Jones, Amanda Theodosia (1835-1914), an American inventor, entrepreneur (business developer), and author, developed methods of food preservation that are still used today. She also made improvements in oil-burning machinery.
Jones was born on Oct. 19, 1835, in East Bloomfield, New York. She began teaching school at age 15, and her first poem was published when she was 18. In addition to her writing, Jones became enthusiastic about spiritualism, a popular religious movement at the time that sought to communicate with the spirits of the dead.
In the 1870’s, Jones began working with a distant relative, Le Roy Cooley, to improve canned food. Early canning methods prevented food from spoiling, but they also made the food bland and mushy. Jones and Cooley experimented with a vacuum process that sucked air out of the cans, improving the preserved food’s quality. They received five patents for this process in 1873. Some were under her name. Others were credited to Cooley or to both.

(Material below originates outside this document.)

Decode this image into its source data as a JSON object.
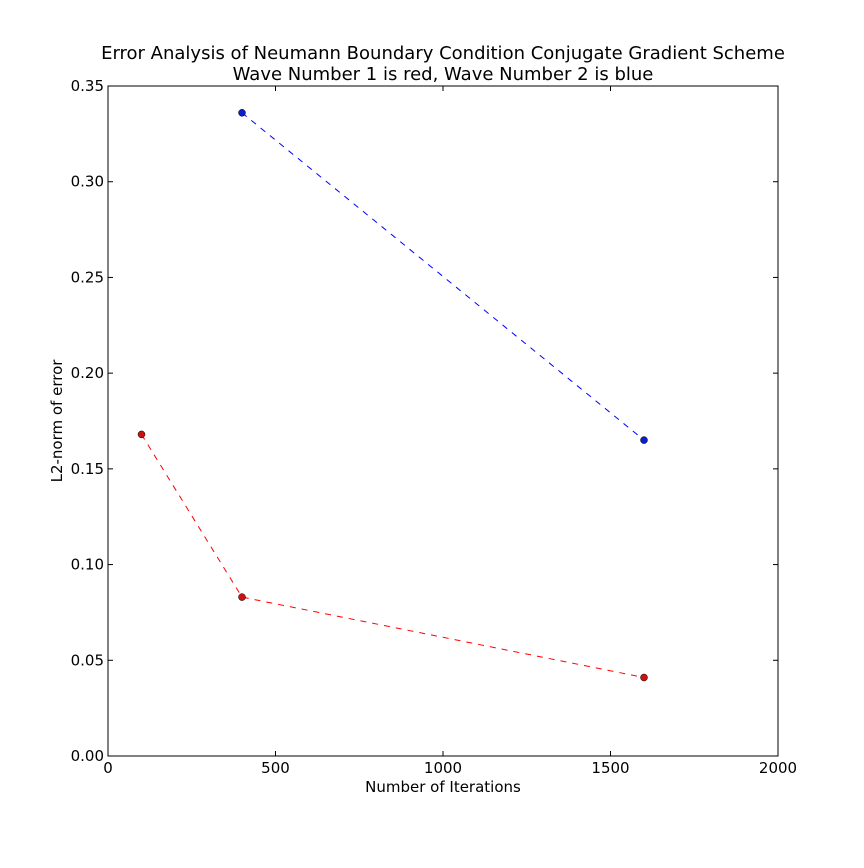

Their vacuum canning process is now a standard method of food preservation.
To make money from her ideas, Jones opened a Chicago business in 1890 that produced canned fruit, meat, and pudding. She wanted the company to be run entirely by women, helping them to develop managerial skills and earn fair wages. But as her firm grew, a group of male investors took over. By 1893, they had forced Jones out of her own company.
During the early 1900’s, Jones earned additional patents for further innovations in the canning and dehydrating (drying) of foods. She also invented machinery related to the growing petroleum industry. Early oil-burning furnaces were poorly built. Jones patented safety burners and control valves to make oil-burning devices less dangerous and more efficient.
Jones continued to write poetry and also authored a series of articles about liquid fuel. Her autobiography was published in 1910. Jones died on March 31, 1914, in Brooklyn, New York.